The nonprofit group projects search marketing spending in North America will increase to $7.19 billion this year and reach $11.0 billion in 2010.

The findings in SEMPO's report, "The State of Search Engine Marketing 2005," are based on a survey of advertisers, agencies and affiliate marketing firms conducted by Radar Research and Intellisurvey. The global survey generated 553 responses, 70% of them from North America.

According to the report, the majority of search funding is poached from other marketing channels. SEMPO said the biggest shares of budgets for SEM are being shifted from affiliate marketing, Web site development, print Yellow Pages advertising, e-mail marketing and direct mail.

"Marketers are taking a closer look at media consumption patterns," said Kevin Lee, chairman of SEMPO and CEO of Did-it.com, a SEM company. "Search really shines, and that is hard to replicate in other media."
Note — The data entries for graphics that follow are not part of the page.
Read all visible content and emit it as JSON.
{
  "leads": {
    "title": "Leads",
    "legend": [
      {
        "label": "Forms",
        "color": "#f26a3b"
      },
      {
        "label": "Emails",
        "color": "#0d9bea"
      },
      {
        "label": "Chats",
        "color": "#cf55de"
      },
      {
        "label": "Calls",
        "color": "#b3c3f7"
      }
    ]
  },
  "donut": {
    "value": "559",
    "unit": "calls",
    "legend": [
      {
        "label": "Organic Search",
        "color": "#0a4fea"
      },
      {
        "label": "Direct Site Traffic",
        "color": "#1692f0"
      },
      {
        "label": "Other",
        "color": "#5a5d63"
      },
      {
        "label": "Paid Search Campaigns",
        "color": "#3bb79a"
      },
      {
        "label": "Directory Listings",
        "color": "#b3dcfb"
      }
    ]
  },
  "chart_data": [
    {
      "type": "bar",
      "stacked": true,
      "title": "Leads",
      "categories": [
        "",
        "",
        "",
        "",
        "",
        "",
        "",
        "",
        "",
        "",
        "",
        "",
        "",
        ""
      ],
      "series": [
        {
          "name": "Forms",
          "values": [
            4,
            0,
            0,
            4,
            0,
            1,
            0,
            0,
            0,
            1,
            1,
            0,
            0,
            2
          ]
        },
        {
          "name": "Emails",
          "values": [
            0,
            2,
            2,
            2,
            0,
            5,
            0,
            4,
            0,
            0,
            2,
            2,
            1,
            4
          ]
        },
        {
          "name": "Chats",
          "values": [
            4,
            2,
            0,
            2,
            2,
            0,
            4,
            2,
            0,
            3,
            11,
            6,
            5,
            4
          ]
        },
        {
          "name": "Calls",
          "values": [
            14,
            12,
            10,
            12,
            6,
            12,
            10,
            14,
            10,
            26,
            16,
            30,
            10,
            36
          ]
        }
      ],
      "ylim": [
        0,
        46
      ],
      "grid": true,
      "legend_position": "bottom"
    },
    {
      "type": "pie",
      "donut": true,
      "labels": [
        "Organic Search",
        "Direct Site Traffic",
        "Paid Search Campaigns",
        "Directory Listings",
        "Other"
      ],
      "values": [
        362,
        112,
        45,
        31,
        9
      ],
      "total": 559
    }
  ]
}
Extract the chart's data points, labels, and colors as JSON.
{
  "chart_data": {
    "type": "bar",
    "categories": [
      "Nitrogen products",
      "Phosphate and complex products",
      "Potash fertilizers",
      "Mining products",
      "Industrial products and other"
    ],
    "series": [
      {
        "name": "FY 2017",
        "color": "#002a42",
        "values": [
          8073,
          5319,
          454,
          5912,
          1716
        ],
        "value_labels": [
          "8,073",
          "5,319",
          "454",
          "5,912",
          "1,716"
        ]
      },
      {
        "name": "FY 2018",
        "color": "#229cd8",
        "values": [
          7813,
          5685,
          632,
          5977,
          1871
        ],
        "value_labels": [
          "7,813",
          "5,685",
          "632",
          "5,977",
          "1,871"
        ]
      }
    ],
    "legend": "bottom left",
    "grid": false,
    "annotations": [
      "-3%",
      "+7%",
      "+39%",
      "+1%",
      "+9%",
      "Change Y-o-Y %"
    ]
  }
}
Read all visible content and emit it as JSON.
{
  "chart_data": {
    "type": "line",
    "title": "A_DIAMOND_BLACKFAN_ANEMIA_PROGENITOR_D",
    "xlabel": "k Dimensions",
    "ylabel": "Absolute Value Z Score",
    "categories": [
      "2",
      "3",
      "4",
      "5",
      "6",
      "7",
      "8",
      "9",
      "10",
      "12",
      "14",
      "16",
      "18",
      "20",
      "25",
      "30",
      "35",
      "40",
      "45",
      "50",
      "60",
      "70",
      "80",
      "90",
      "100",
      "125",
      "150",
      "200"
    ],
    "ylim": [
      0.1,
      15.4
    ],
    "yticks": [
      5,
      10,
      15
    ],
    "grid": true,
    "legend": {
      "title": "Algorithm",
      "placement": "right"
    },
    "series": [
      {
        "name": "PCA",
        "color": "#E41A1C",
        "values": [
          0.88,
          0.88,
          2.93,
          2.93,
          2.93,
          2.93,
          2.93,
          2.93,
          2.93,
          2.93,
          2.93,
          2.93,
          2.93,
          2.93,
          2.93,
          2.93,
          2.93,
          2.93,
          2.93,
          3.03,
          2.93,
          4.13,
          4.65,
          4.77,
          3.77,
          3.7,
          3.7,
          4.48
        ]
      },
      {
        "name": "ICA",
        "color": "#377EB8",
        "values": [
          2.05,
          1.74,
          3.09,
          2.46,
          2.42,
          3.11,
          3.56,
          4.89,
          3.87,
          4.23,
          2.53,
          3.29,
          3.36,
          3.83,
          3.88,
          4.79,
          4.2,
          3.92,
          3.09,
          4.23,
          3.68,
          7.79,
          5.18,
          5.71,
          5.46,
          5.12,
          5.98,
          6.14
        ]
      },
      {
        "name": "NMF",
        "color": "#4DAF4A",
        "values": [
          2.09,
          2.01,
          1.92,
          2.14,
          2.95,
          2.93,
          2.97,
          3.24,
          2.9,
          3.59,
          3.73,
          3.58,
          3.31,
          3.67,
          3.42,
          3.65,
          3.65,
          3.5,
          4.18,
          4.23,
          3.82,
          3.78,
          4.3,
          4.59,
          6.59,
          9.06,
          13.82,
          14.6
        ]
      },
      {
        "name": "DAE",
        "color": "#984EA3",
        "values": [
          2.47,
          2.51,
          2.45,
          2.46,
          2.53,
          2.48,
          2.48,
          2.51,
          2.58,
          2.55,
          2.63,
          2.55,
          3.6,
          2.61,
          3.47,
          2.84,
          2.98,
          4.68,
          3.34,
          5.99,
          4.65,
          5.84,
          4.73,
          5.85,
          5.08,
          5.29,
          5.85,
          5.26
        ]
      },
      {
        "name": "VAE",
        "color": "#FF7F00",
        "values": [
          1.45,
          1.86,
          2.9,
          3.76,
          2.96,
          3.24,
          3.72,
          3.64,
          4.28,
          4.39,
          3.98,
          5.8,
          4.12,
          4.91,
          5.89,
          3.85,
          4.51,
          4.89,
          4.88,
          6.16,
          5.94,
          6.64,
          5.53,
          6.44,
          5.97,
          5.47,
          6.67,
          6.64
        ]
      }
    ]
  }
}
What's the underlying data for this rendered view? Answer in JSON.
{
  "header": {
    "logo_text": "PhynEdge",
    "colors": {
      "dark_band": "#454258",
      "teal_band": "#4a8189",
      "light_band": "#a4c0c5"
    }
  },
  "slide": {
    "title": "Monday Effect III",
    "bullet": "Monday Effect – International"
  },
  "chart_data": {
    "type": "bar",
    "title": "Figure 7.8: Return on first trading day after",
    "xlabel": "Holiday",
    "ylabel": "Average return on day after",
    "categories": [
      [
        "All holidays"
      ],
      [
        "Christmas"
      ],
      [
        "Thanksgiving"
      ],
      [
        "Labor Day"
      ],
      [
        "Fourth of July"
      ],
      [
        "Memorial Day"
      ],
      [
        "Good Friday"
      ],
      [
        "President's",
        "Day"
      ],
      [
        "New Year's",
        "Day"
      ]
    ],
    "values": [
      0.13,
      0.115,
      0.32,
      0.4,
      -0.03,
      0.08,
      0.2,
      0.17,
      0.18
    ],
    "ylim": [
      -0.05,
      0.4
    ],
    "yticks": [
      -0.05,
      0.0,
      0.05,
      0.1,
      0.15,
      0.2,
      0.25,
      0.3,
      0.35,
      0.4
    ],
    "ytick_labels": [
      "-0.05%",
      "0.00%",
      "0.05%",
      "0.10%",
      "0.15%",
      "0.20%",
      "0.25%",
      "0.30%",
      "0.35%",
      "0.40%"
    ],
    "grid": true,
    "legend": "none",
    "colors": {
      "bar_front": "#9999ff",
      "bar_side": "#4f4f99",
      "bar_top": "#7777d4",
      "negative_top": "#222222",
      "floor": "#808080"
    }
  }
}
Bryan Brickley, director of business development at Searchfeed.com, said pay-per-click's effectiveness has motivated advertisers to invest in search. "Pay-per-click offers a way to control spending and pay only for users that visit their site," he said. "These types of factors cannot be as easily controlled and monitored with other advertising methods."

The report tallied payments to search engines and search-related media companies, search marketing agencies and in-house expenditures in support of search. The programs included paid placement, paid inclusion, organic search and search marketing technology.

Paid placement accounted for $4.70 billion, or 83%, of the total spent on SEM last year. Most advertisers use organic search engine optimization, but that accounted for just 11% of spending. Paid inclusion accounted for about 4% and SEM technology for less than 2%.

Google AdWords remains the most popular search advertising program, used by 95% of respondents.